Limits of multimode bunching for boson sampling validation: anomalous bunching induced by time delays

TL;DR

This paper investigates the reliability of multimode bunching as a validation tool for boson sampling, revealing that temporal mode mismatch can cause anomalous bunching, thus challenging its effectiveness.

Contribution

It identifies interferometric configurations where anomalous bunching is excluded and demonstrates that temporal mode mismatch can induce anomalous bunching, clarifying validation conditions.

Findings

Anomalous bunching can occur due to temporal distinguishability.

Certain interferometric setups exclude anomalous bunching.

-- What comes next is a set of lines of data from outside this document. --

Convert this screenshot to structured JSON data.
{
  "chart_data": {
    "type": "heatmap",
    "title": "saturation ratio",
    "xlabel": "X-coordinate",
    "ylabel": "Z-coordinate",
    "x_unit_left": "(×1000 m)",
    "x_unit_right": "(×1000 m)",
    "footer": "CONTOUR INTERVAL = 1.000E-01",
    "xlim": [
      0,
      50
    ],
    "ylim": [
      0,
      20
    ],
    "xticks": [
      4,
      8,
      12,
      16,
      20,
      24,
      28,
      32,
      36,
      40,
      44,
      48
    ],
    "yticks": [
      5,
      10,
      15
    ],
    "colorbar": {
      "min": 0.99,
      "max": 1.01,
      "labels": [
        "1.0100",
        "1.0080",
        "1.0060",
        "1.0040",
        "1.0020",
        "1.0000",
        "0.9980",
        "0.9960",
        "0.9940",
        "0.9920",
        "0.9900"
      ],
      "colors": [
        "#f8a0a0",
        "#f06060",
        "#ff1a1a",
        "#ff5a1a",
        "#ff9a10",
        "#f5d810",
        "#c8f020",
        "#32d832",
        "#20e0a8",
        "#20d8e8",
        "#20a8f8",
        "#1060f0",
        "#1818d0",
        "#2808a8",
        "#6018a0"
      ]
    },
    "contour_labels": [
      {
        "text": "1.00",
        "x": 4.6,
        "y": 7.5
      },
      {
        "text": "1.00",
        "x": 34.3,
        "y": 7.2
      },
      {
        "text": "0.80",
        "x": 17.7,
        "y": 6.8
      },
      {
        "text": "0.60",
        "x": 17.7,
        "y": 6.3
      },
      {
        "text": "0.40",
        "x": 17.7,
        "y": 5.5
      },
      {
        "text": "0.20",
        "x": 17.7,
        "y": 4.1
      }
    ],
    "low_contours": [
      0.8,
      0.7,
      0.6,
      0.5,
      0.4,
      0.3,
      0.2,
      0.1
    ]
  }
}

Time delays can enhance multimode bunching unexpectedly.

Abstract

The multimode bunching probability is expected to provide a useful criterion for validating boson sampling experiments. Its applicability, however, is challenged by the existence of anomalous bunching, namely paradoxical situations in which partially distinguishable particles exhibit a higher bunching probability in two or more modes than perfectly indistinguishable ones. Using multimode bunching as a reliable criterion of genuine indistinguishability, therefore, requires a clear identification of the interferometric configurations in which anomalous bunching can or cannot occur. In particular, since uncontrolled small time delays between single-photon pulses constitute a common source of mode mismatch in current photonic platforms, it is essential to determine whether the resulting photon distinguishability might lead to anomalous bunching. Here, we first identify a broad class of interferometric configurations in which anomalous bunching is rigorously excluded, thereby establishing regimes where multimode bunching-based validation remains valid. Then, we find that, quite unexpectedly, temporal mode mismatch does not belong to this class. We exhibit a specific interferometric setup in which temporal distinguishability enhances multimode bunching, demonstrating that time delays can induce an anomalous behavior. These results help clarify the conditions under which multimode bunching remains a reliable validation tool.